Mon grand, c'est un bébé geek.

Le truc de Loulou

Super simple en fait. Comme y'a toujours deux chats orientaux qui glandent devant ma porte de chambre en quête de l.u.v., Loulou, il ne fait qu'ouvrir subtilement la susmentionnée porte, laisse entrer les félins et referme tranquilement la porte.
Je m'imagine que trop bien son visage de gamin macchiavélique quand les chats sont dans la chambre. Saleté d'enfant démon. Il doit bien se marrer.


Pas croyable comment deux petits fauves peuvent créer comme raffut.

Y'a le grand Mao qui traine ses papattes trop longue dans ma face, tentant d'y pétrir un pain ou je ne sais trop. Il y va de Waooooooooooons bien sentis, appuyés, gueulant de toute son soul son envie que je le gave de mou de boeuf. Peu importe mes façons plus ou moins pollitically correct de le chasser, il revient non-stop en force, déterminé, je vous le répète, à avoir son mou à la viande dans les plus brefs délais.

Y'a Zoé qui se creuse des galeries sous la couette, faisant des allées-retours en chialant pour finalement essayer de se fabriquer un nid dans mon cou.
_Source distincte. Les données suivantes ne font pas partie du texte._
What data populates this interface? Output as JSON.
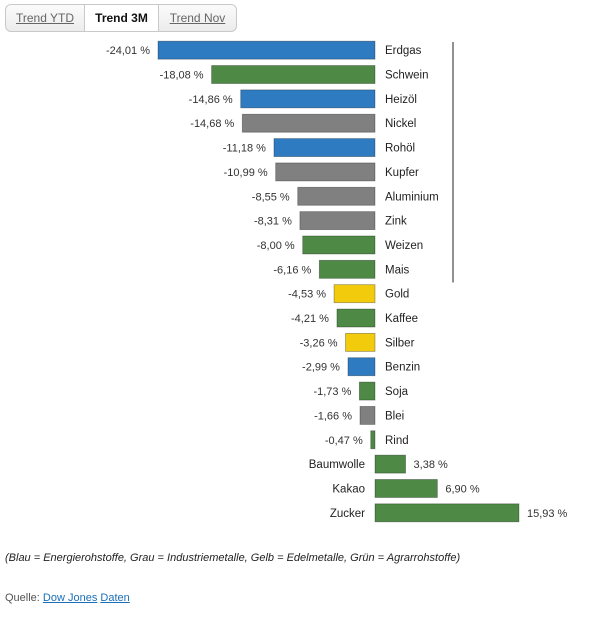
{
  "tabs": [
    {
      "label": "Trend YTD",
      "active": false
    },
    {
      "label": "Trend 3M",
      "active": true
    },
    {
      "label": "Trend Nov",
      "active": false
    }
  ],
  "chart_data": {
    "type": "bar",
    "orientation": "horizontal",
    "categories": [
      "Erdgas",
      "Schwein",
      "Heizöl",
      "Nickel",
      "Rohöl",
      "Kupfer",
      "Aluminium",
      "Zink",
      "Weizen",
      "Mais",
      "Gold",
      "Kaffee",
      "Silber",
      "Benzin",
      "Soja",
      "Blei",
      "Rind",
      "Baumwolle",
      "Kakao",
      "Zucker"
    ],
    "values": [
      -24.01,
      -18.08,
      -14.86,
      -14.68,
      -11.18,
      -10.99,
      -8.55,
      -8.31,
      -8.0,
      -6.16,
      -4.53,
      -4.21,
      -3.26,
      -2.99,
      -1.73,
      -1.66,
      -0.47,
      3.38,
      6.9,
      15.93
    ],
    "value_labels": [
      "-24,01 %",
      "-18,08 %",
      "-14,86 %",
      "-14,68 %",
      "-11,18 %",
      "-10,99 %",
      "-8,55 %",
      "-8,31 %",
      "-8,00 %",
      "-6,16 %",
      "-4,53 %",
      "-4,21 %",
      "-3,26 %",
      "-2,99 %",
      "-1,73 %",
      "-1,66 %",
      "-0,47 %",
      "3,38 %",
      "6,90 %",
      "15,93 %"
    ],
    "groups": [
      "energy",
      "agri",
      "energy",
      "industrial",
      "energy",
      "industrial",
      "industrial",
      "industrial",
      "agri",
      "agri",
      "precious",
      "agri",
      "precious",
      "energy",
      "agri",
      "industrial",
      "agri",
      "agri",
      "agri",
      "agri"
    ],
    "colors": {
      "energy": "#2e7bc1",
      "industrial": "#808080",
      "precious": "#f2cc0c",
      "agri": "#4e8a46"
    },
    "xlim": [
      -24.01,
      15.93
    ],
    "title": "",
    "xlabel": "",
    "ylabel": "",
    "grid": false
  },
  "note": "(Blau = Energierohstoffe, Grau = Industriemetalle, Gelb = Edelmetalle, Grün = Agrarrohstoffe)",
  "source": {
    "prefix": "Quelle:",
    "link1": "Dow Jones",
    "link2": "Daten"
  }
}
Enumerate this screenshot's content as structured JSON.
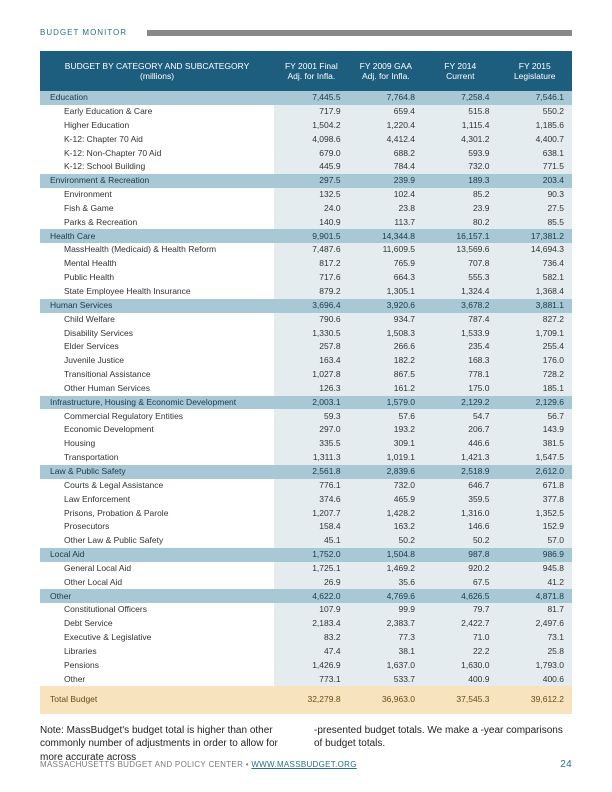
{
  "header": {
    "label": "BUDGET MONITOR"
  },
  "table": {
    "col_header_main": "BUDGET BY CATEGORY AND SUBCATEGORY",
    "col_header_sub": "(millions)",
    "columns": [
      "FY 2001 Final Adj. for Infla.",
      "FY 2009 GAA Adj. for Infla.",
      "FY 2014 Current",
      "FY 2015 Legislature"
    ],
    "groups": [
      {
        "name": "Education",
        "totals": [
          "7,445.5",
          "7,764.8",
          "7,258.4",
          "7,546.1"
        ],
        "rows": [
          [
            "Early Education & Care",
            "717.9",
            "659.4",
            "515.8",
            "550.2"
          ],
          [
            "Higher Education",
            "1,504.2",
            "1,220.4",
            "1,115.4",
            "1,185.6"
          ],
          [
            "K-12: Chapter 70 Aid",
            "4,098.6",
            "4,412.4",
            "4,301.2",
            "4,400.7"
          ],
          [
            "K-12: Non-Chapter 70 Aid",
            "679.0",
            "688.2",
            "593.9",
            "638.1"
          ],
          [
            "K-12: School Building",
            "445.9",
            "784.4",
            "732.0",
            "771.5"
          ]
        ]
      },
      {
        "name": "Environment & Recreation",
        "totals": [
          "297.5",
          "239.9",
          "189.3",
          "203.4"
        ],
        "rows": [
          [
            "Environment",
            "132.5",
            "102.4",
            "85.2",
            "90.3"
          ],
          [
            "Fish & Game",
            "24.0",
            "23.8",
            "23.9",
            "27.5"
          ],
          [
            "Parks & Recreation",
            "140.9",
            "113.7",
            "80.2",
            "85.5"
          ]
        ]
      },
      {
        "name": "Health Care",
        "totals": [
          "9,901.5",
          "14,344.8",
          "16,157.1",
          "17,381.2"
        ],
        "rows": [
          [
            "MassHealth (Medicaid) & Health Reform",
            "7,487.6",
            "11,609.5",
            "13,569.6",
            "14,694.3"
          ],
          [
            "Mental Health",
            "817.2",
            "765.9",
            "707.8",
            "736.4"
          ],
          [
            "Public Health",
            "717.6",
            "664.3",
            "555.3",
            "582.1"
          ],
          [
            "State Employee Health Insurance",
            "879.2",
            "1,305.1",
            "1,324.4",
            "1,368.4"
          ]
        ]
      },
      {
        "name": "Human Services",
        "totals": [
          "3,696.4",
          "3,920.6",
          "3,678.2",
          "3,881.1"
        ],
        "rows": [
          [
            "Child Welfare",
            "790.6",
            "934.7",
            "787.4",
            "827.2"
          ],
          [
            "Disability Services",
            "1,330.5",
            "1,508.3",
            "1,533.9",
            "1,709.1"
          ],
          [
            "Elder Services",
            "257.8",
            "266.6",
            "235.4",
            "255.4"
          ],
          [
            "Juvenile Justice",
            "163.4",
            "182.2",
            "168.3",
            "176.0"
          ],
          [
            "Transitional Assistance",
            "1,027.8",
            "867.5",
            "778.1",
            "728.2"
          ],
          [
            "Other Human Services",
            "126.3",
            "161.2",
            "175.0",
            "185.1"
          ]
        ]
      },
      {
        "name": "Infrastructure, Housing & Economic Development",
        "totals": [
          "2,003.1",
          "1,579.0",
          "2,129.2",
          "2,129.6"
        ],
        "rows": [
          [
            "Commercial Regulatory Entities",
            "59.3",
            "57.6",
            "54.7",
            "56.7"
          ],
          [
            "Economic Development",
            "297.0",
            "193.2",
            "206.7",
            "143.9"
          ],
          [
            "Housing",
            "335.5",
            "309.1",
            "446.6",
            "381.5"
          ],
          [
            "Transportation",
            "1,311.3",
            "1,019.1",
            "1,421.3",
            "1,547.5"
          ]
        ]
      },
      {
        "name": "Law & Public Safety",
        "totals": [
          "2,561.8",
          "2,839.6",
          "2,518.9",
          "2,612.0"
        ],
        "rows": [
          [
            "Courts & Legal Assistance",
            "776.1",
            "732.0",
            "646.7",
            "671.8"
          ],
          [
            "Law Enforcement",
            "374.6",
            "465.9",
            "359.5",
            "377.8"
          ],
          [
            "Prisons, Probation & Parole",
            "1,207.7",
            "1,428.2",
            "1,316.0",
            "1,352.5"
          ],
          [
            "Prosecutors",
            "158.4",
            "163.2",
            "146.6",
            "152.9"
          ],
          [
            "Other Law & Public Safety",
            "45.1",
            "50.2",
            "50.2",
            "57.0"
          ]
        ]
      },
      {
        "name": "Local Aid",
        "totals": [
          "1,752.0",
          "1,504.8",
          "987.8",
          "986.9"
        ],
        "rows": [
          [
            "General Local Aid",
            "1,725.1",
            "1,469.2",
            "920.2",
            "945.8"
          ],
          [
            "Other Local Aid",
            "26.9",
            "35.6",
            "67.5",
            "41.2"
          ]
        ]
      },
      {
        "name": "Other",
        "totals": [
          "4,622.0",
          "4,769.6",
          "4,626.5",
          "4,871.8"
        ],
        "rows": [
          [
            "Constitutional Officers",
            "107.9",
            "99.9",
            "79.7",
            "81.7"
          ],
          [
            "Debt Service",
            "2,183.4",
            "2,383.7",
            "2,422.7",
            "2,497.6"
          ],
          [
            "Executive & Legislative",
            "83.2",
            "77.3",
            "71.0",
            "73.1"
          ],
          [
            "Libraries",
            "47.4",
            "38.1",
            "22.2",
            "25.8"
          ],
          [
            "Pensions",
            "1,426.9",
            "1,637.0",
            "1,630.0",
            "1,793.0"
          ],
          [
            "Other",
            "773.1",
            "533.7",
            "400.9",
            "400.6"
          ]
        ]
      }
    ],
    "total_label": "Total Budget",
    "total_values": [
      "32,279.8",
      "36,963.0",
      "37,545.3",
      "39,612.2"
    ]
  },
  "note": {
    "left": "Note: MassBudget's budget total is higher than other commonly number of adjustments in order to allow for more accurate across",
    "right": "-presented budget totals. We make a -year comparisons of budget totals."
  },
  "footer": {
    "org": "MASSACHUSETTS BUDGET AND POLICY CENTER",
    "sep": "•",
    "url": "WWW.MASSBUDGET.ORG",
    "page": "24"
  }
}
Bien que total cute, ça tape aussi total sur les nerfs quand il est 7h du mat et que tu t'es couché à 3h (en finissant la soirée debout sur une table, à chanter La Marseillaise).

Le plus simple, ça reste encore de les flanquer à la porte en usant du patois "Barnak!". Sauf que le temps de les attraper, de se lever, d'ouvrir la porte, de les swinguer dans le salon, de refermer la porte, d'aller se recoucher, ben bon sang qui l'eut cru, tu es comme qui dirait, bien réveillé.

Alors aussi bien aller faire du café.

Et gaver de mou le Mao.

Et user du cache-cernes aussi.

Et essayer de faire disparaître les cornes du bébé, qui lui, rit, rit, rit...

vendredi 2 juillet 2010

dimanche 16 mai 2010

Gros mot

"Loulou? Qu'est-ce que c'est que cet animal?

-C'est un phoque.

-(mouhahaha) Pardon?

-Un phoque maman.

- (hohoho!) Un quoi?

- (Soupirs) un phoque, un pho-que. Phoque maman. C'est un phoque!

-(héhéhéhé) Un phoque, c'est ça?


-Oui maman...un phoque

-(mouahaha)"

mercredi 12 mai 2010

Pomme d'api

Loulou, eh bien il est abonné à la revue Pomme d'api. Dans le O de Pomme, c'est écrit: "Pour tous ceux qui ont de SuperParents."
On peut figurer que la petite Aurore, elle n'était pas abonnée à Pomme d'api.
Elisa T. non plus, ça va de soi.

Dans l'édition de novembre 2008 (oui, oui, ça date, je sais) il y a la section "Je comprends tout avec Zigzag." Et Zigzag de Pomme d'api, c'est pas du tout Zig-Zag de Passe-Partout qu'a perdu ses parents et qui souhaite tellement se faire adopter par tout le monde du règne animal. Non, c'est pas du tout lui. Parce que de toute façon, le Zig-Zag de Passe-Partout, il comprend que dalle à la vie alors comment diantre il pourrait nous l'expliquer, je vous le demande.

Bon alors ça se trouve que la section du Zigzag-pas-du-tout-le-Zig-Zag-de-Passe-Partout de cette édition nous cause de "Comment une maman fait un bébé?". Comme Loulou il commençait à trouver que ma réponse: "C'est parce qu'elle a de super pouvoirs" n'était pas si convaincante, on en a profité pour élucider pour vrai l'affaire.

Très très attentif, Loulou, il a suivi l'histoire comme un champion.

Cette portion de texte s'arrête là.